Mon pilote coupe la communication. Même si je l’avais voulu, je n’aurais pas pu appeler à l’aide. Mais je n’en ai pas le moindre désir. Je force mon système à considérer mon module d’introspection comme dysfonctionnel, et je l’isole de mes pensées. J’ai un pilote. J’ai une mission.

La Kyria descend à portée de tir et nous prend en chasse. Je sens mon pilote se tendre. L’improvisation commence ici, pour ellui. Je comprends. Je lui désigne une trajectoire : notre poursuivante est un modèle 3.17 ; elle aura tendance à sur-estimer la capacité de ses ailerons à compenser la traînée de son nouveau profile de nacelle. La ruse fonctionne : elle tente de nous suivre dans un virage entre deux tours à ressorts ; je m’accroche à la courbe de toutes mes forces, ailerons déployés au maximum, tendus à se rompre ; elle décroche la première et s’écrase dans un accumulateur de mana.

Pardon, adelphe.

Mon pilote perd un autre rivet. Je le sens rajuster ma réactivité. Iel me fait confiance à son tour. Notre interface est toujours aussi silencieuse. Si j’avais eu une voix, j’aurais hurlé de douleur et de plaisir.

À l’horizon, une corvette décolle, et se pose en vol stationnaire sur le fil de notre trajectoire. Ses canons sont braqués sur nous, mais iel sait qu’à cette distance, je pourrais éviter ses tirs sans bifurquer. Mon pilote arme un missile. J’ajuste son ciblage : nous devons abattre sa propulsion, pas juste son armement. Iel me laisse lea corriger. Le tir part ; je me glisse sous la corvette en feu au moment où elle retombe, pile dans l’angle entre ses batteries air-air et air-sol. Privée de sa stabilité, les projectiles qu’elle m’expédie de dos ne sont qu’une formalité à esquiver.

À peine tiré·es de ce danger, mon pilote bloque entièrement ma réactivité et passe en manuel non-assisté. La panique me saisit. Sans introspection, je n’avais rien vu venir. Iel arme un missile, cible une structure et tir. Deux balistes profitent du bref instant où sa trajectoire est verrouillée pour nous prendre en tirs croisés. Une javeline me transperce de part en part. Ses mains glissent de mes commandes. Je tente de me rétablir.

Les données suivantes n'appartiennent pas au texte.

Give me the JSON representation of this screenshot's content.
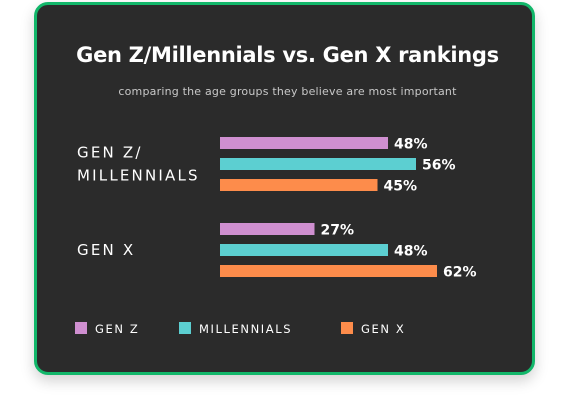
{
  "title": "Gen Z/Millennials vs. Gen X rankings",
  "subtitle": "comparing the age groups they believe are most important",
  "chart_data": {
    "type": "bar",
    "orientation": "horizontal",
    "groups": [
      {
        "label_lines": [
          "GEN Z/",
          "MILLENNIALS"
        ]
      },
      {
        "label_lines": [
          "GEN X"
        ]
      }
    ],
    "series": [
      {
        "name": "GEN Z",
        "color": "#cf8fd0",
        "values": [
          48,
          27
        ]
      },
      {
        "name": "MILLENNIALS",
        "color": "#5ccfd1",
        "values": [
          56,
          48
        ]
      },
      {
        "name": "GEN X",
        "color": "#fd8c4b",
        "values": [
          45,
          62
        ]
      }
    ],
    "value_suffix": "%",
    "xlim": [
      0,
      100
    ],
    "grid": false,
    "legend_position": "bottom-left"
  }
}
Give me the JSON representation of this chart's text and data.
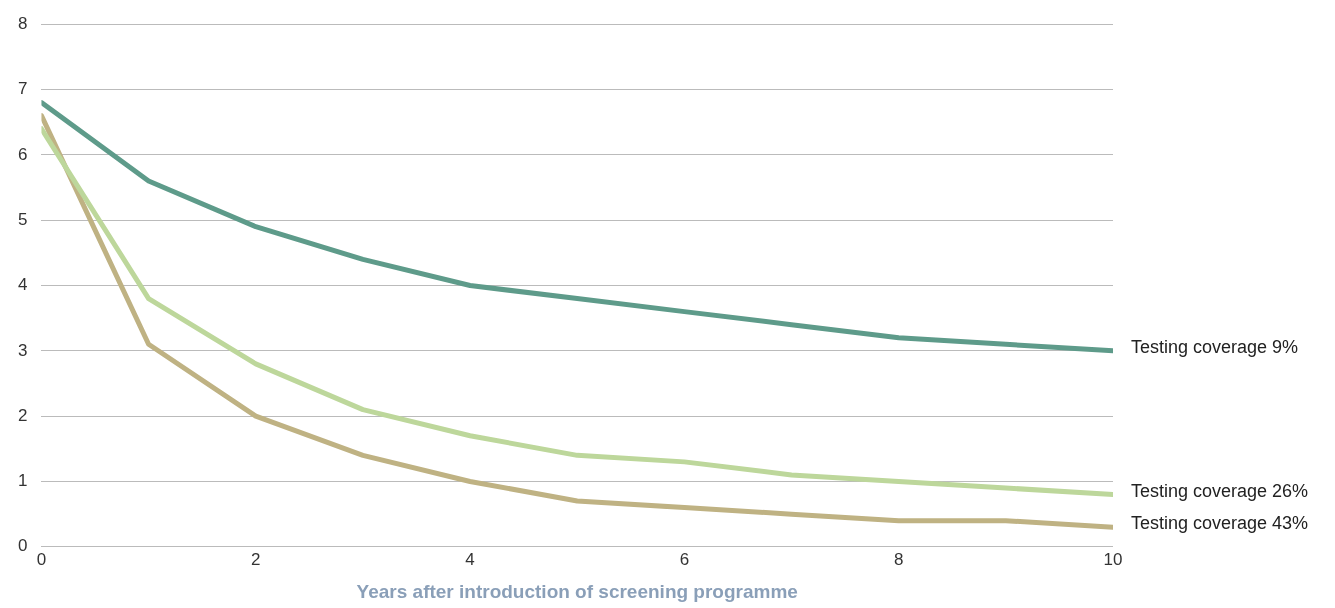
{
  "chart_data": {
    "type": "line",
    "xlabel": "Years after introduction of screening programme",
    "x": [
      0,
      1,
      2,
      3,
      4,
      5,
      6,
      7,
      8,
      9,
      10
    ],
    "series": [
      {
        "name": "Testing coverage 9%",
        "color": "#5e9b8a",
        "values": [
          6.8,
          5.6,
          4.9,
          4.4,
          4.0,
          3.8,
          3.6,
          3.4,
          3.2,
          3.1,
          3.0
        ]
      },
      {
        "name": "Testing coverage 26%",
        "color": "#bdd79b",
        "values": [
          6.4,
          3.8,
          2.8,
          2.1,
          1.7,
          1.4,
          1.3,
          1.1,
          1.0,
          0.9,
          0.8
        ]
      },
      {
        "name": "Testing coverage 43%",
        "color": "#bfb283",
        "values": [
          6.6,
          3.1,
          2.0,
          1.4,
          1.0,
          0.7,
          0.6,
          0.5,
          0.4,
          0.4,
          0.3
        ]
      }
    ],
    "xlim": [
      0,
      10
    ],
    "xticks": [
      0,
      2,
      4,
      6,
      8,
      10
    ],
    "ylim": [
      0,
      8
    ],
    "yticks": [
      0,
      1,
      2,
      3,
      4,
      5,
      6,
      7,
      8
    ],
    "grid": "y",
    "legend": false,
    "marker": "none",
    "line_style": "solid"
  }
}
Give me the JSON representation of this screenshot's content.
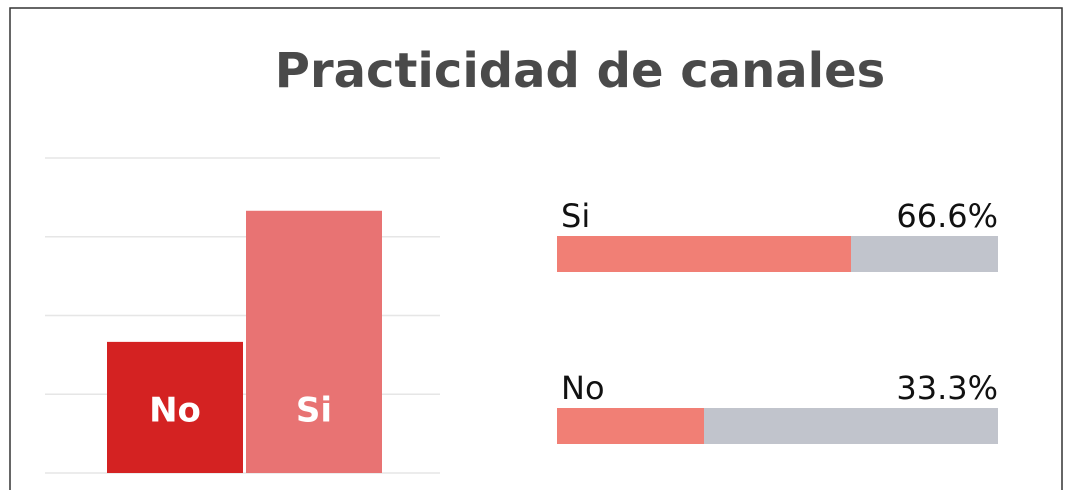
{
  "chart_data": {
    "type": "bar",
    "title": "Practicidad de canales",
    "categories": [
      "No",
      "Si"
    ],
    "values": [
      33.3,
      66.6
    ],
    "value_labels": [
      "33.3%",
      "66.6%"
    ],
    "colors": [
      "#d42222",
      "#e87373"
    ],
    "progress_color": "#f17f75",
    "track_color": "#c1c4cc",
    "ylim": [
      0,
      80
    ],
    "yticks": [
      0,
      20,
      40,
      60,
      80
    ],
    "grid": true
  }
}
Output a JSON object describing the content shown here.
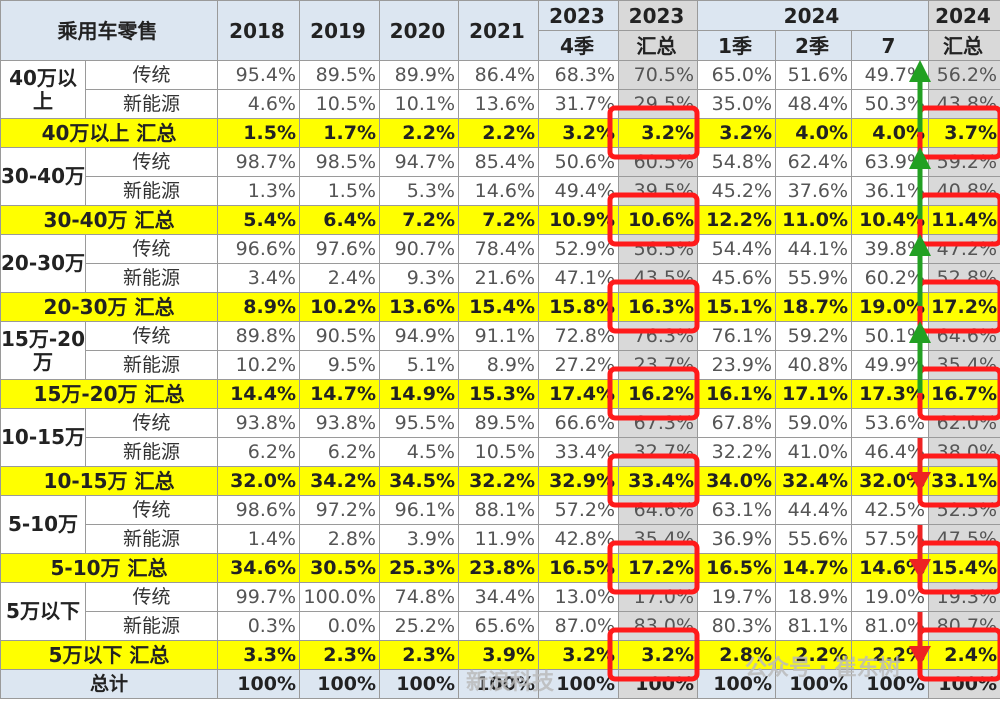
{
  "header": {
    "title": "乘用车零售",
    "years": [
      "2018",
      "2019",
      "2020",
      "2021"
    ],
    "col_2023_top": "2023",
    "col_2023_q4": "4季",
    "col_2023_total_top": "2023",
    "col_2023_total_bottom": "汇总",
    "col_2024_top": "2024",
    "col_2024_q1": "1季",
    "col_2024_q2": "2季",
    "col_2024_m7": "7",
    "col_2024_total_top": "2024",
    "col_2024_total_bottom": "汇总"
  },
  "groups": [
    {
      "label": "40万以上",
      "rows": [
        {
          "name": "传统",
          "values": [
            "95.4%",
            "89.5%",
            "89.9%",
            "86.4%",
            "68.3%",
            "70.5%",
            "65.0%",
            "51.6%",
            "49.7%",
            "56.2%"
          ]
        },
        {
          "name": "新能源",
          "values": [
            "4.6%",
            "10.5%",
            "10.1%",
            "13.6%",
            "31.7%",
            "29.5%",
            "35.0%",
            "48.4%",
            "50.3%",
            "43.8%"
          ]
        }
      ],
      "summary": {
        "name": "40万以上 汇总",
        "values": [
          "1.5%",
          "1.7%",
          "2.2%",
          "2.2%",
          "3.2%",
          "3.2%",
          "3.2%",
          "4.0%",
          "4.0%",
          "3.7%"
        ]
      }
    },
    {
      "label": "30-40万",
      "rows": [
        {
          "name": "传统",
          "values": [
            "98.7%",
            "98.5%",
            "94.7%",
            "85.4%",
            "50.6%",
            "60.5%",
            "54.8%",
            "62.4%",
            "63.9%",
            "59.2%"
          ]
        },
        {
          "name": "新能源",
          "values": [
            "1.3%",
            "1.5%",
            "5.3%",
            "14.6%",
            "49.4%",
            "39.5%",
            "45.2%",
            "37.6%",
            "36.1%",
            "40.8%"
          ]
        }
      ],
      "summary": {
        "name": "30-40万 汇总",
        "values": [
          "5.4%",
          "6.4%",
          "7.2%",
          "7.2%",
          "10.9%",
          "10.6%",
          "12.2%",
          "11.0%",
          "10.4%",
          "11.4%"
        ]
      }
    },
    {
      "label": "20-30万",
      "rows": [
        {
          "name": "传统",
          "values": [
            "96.6%",
            "97.6%",
            "90.7%",
            "78.4%",
            "52.9%",
            "56.5%",
            "54.4%",
            "44.1%",
            "39.8%",
            "47.2%"
          ]
        },
        {
          "name": "新能源",
          "values": [
            "3.4%",
            "2.4%",
            "9.3%",
            "21.6%",
            "47.1%",
            "43.5%",
            "45.6%",
            "55.9%",
            "60.2%",
            "52.8%"
          ]
        }
      ],
      "summary": {
        "name": "20-30万 汇总",
        "values": [
          "8.9%",
          "10.2%",
          "13.6%",
          "15.4%",
          "15.8%",
          "16.3%",
          "15.1%",
          "18.7%",
          "19.0%",
          "17.2%"
        ]
      }
    },
    {
      "label": "15万-20万",
      "rows": [
        {
          "name": "传统",
          "values": [
            "89.8%",
            "90.5%",
            "94.9%",
            "91.1%",
            "72.8%",
            "76.3%",
            "76.1%",
            "59.2%",
            "50.1%",
            "64.6%"
          ]
        },
        {
          "name": "新能源",
          "values": [
            "10.2%",
            "9.5%",
            "5.1%",
            "8.9%",
            "27.2%",
            "23.7%",
            "23.9%",
            "40.8%",
            "49.9%",
            "35.4%"
          ]
        }
      ],
      "summary": {
        "name": "15万-20万 汇总",
        "values": [
          "14.4%",
          "14.7%",
          "14.9%",
          "15.3%",
          "17.4%",
          "16.2%",
          "16.1%",
          "17.1%",
          "17.3%",
          "16.7%"
        ]
      }
    },
    {
      "label": "10-15万",
      "rows": [
        {
          "name": "传统",
          "values": [
            "93.8%",
            "93.8%",
            "95.5%",
            "89.5%",
            "66.6%",
            "67.3%",
            "67.8%",
            "59.0%",
            "53.6%",
            "62.0%"
          ]
        },
        {
          "name": "新能源",
          "values": [
            "6.2%",
            "6.2%",
            "4.5%",
            "10.5%",
            "33.4%",
            "32.7%",
            "32.2%",
            "41.0%",
            "46.4%",
            "38.0%"
          ]
        }
      ],
      "summary": {
        "name": "10-15万 汇总",
        "values": [
          "32.0%",
          "34.2%",
          "34.5%",
          "32.2%",
          "32.9%",
          "33.4%",
          "34.0%",
          "32.4%",
          "32.0%",
          "33.1%"
        ]
      }
    },
    {
      "label": "5-10万",
      "rows": [
        {
          "name": "传统",
          "values": [
            "98.6%",
            "97.2%",
            "96.1%",
            "88.1%",
            "57.2%",
            "64.6%",
            "63.1%",
            "44.4%",
            "42.5%",
            "52.5%"
          ]
        },
        {
          "name": "新能源",
          "values": [
            "1.4%",
            "2.8%",
            "3.9%",
            "11.9%",
            "42.8%",
            "35.4%",
            "36.9%",
            "55.6%",
            "57.5%",
            "47.5%"
          ]
        }
      ],
      "summary": {
        "name": "5-10万 汇总",
        "values": [
          "34.6%",
          "30.5%",
          "25.3%",
          "23.8%",
          "16.5%",
          "17.2%",
          "16.5%",
          "14.7%",
          "14.6%",
          "15.4%"
        ]
      }
    },
    {
      "label": "5万以下",
      "rows": [
        {
          "name": "传统",
          "values": [
            "99.7%",
            "100.0%",
            "74.8%",
            "34.4%",
            "13.0%",
            "17.0%",
            "19.7%",
            "18.9%",
            "19.0%",
            "19.3%"
          ]
        },
        {
          "name": "新能源",
          "values": [
            "0.3%",
            "0.0%",
            "25.2%",
            "65.6%",
            "87.0%",
            "83.0%",
            "80.3%",
            "81.1%",
            "81.0%",
            "80.7%"
          ]
        }
      ],
      "summary": {
        "name": "5万以下 汇总",
        "values": [
          "3.3%",
          "2.3%",
          "2.3%",
          "3.9%",
          "3.2%",
          "3.2%",
          "2.8%",
          "2.2%",
          "2.2%",
          "2.4%"
        ]
      }
    }
  ],
  "total": {
    "name": "总计",
    "values": [
      "100%",
      "100%",
      "100%",
      "100%",
      "100%",
      "100%",
      "100%",
      "100%",
      "100%",
      "100%"
    ]
  },
  "watermarks": {
    "left": "新浪科技",
    "right": "公众号 · 崔东树"
  },
  "colors": {
    "highlight": "#ffff00",
    "header_bg": "#dce6f1",
    "gray_col": "#d9d9d9",
    "box_red": "#ff1a1a",
    "arrow_green": "#22a022",
    "arrow_red": "#ee2222"
  }
}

J’évite une forge prismatique. Je m’écrase dans un atelier.

Noir.

Je repasse en boucle les derniers instants de mon journal de vol. Iel a essayé de dire quelque chose, juste avant que la javeline n’arrache notre interface. Je revois mon missile éventrer la structure, encore et encore. Je recalcule mon angle d’esquive ; est-ce que j’aurais pu sauver mon pilote ? Je calcule encore. Son cœur a résisté au crash, j’en suis sûr·e, mais aurions-nous pu fuir ? Je regarde la cible, dans ma mémoire : une structure blindée, à moitié enterrée. Quelque chose de précieux. Qu’ai-je fait ? Je repasse le journal. Qu’a-t-iel essayé de dire, juste avant que notre interface ne soit arrachée ? Lea reverrais-je pour le lui demander ?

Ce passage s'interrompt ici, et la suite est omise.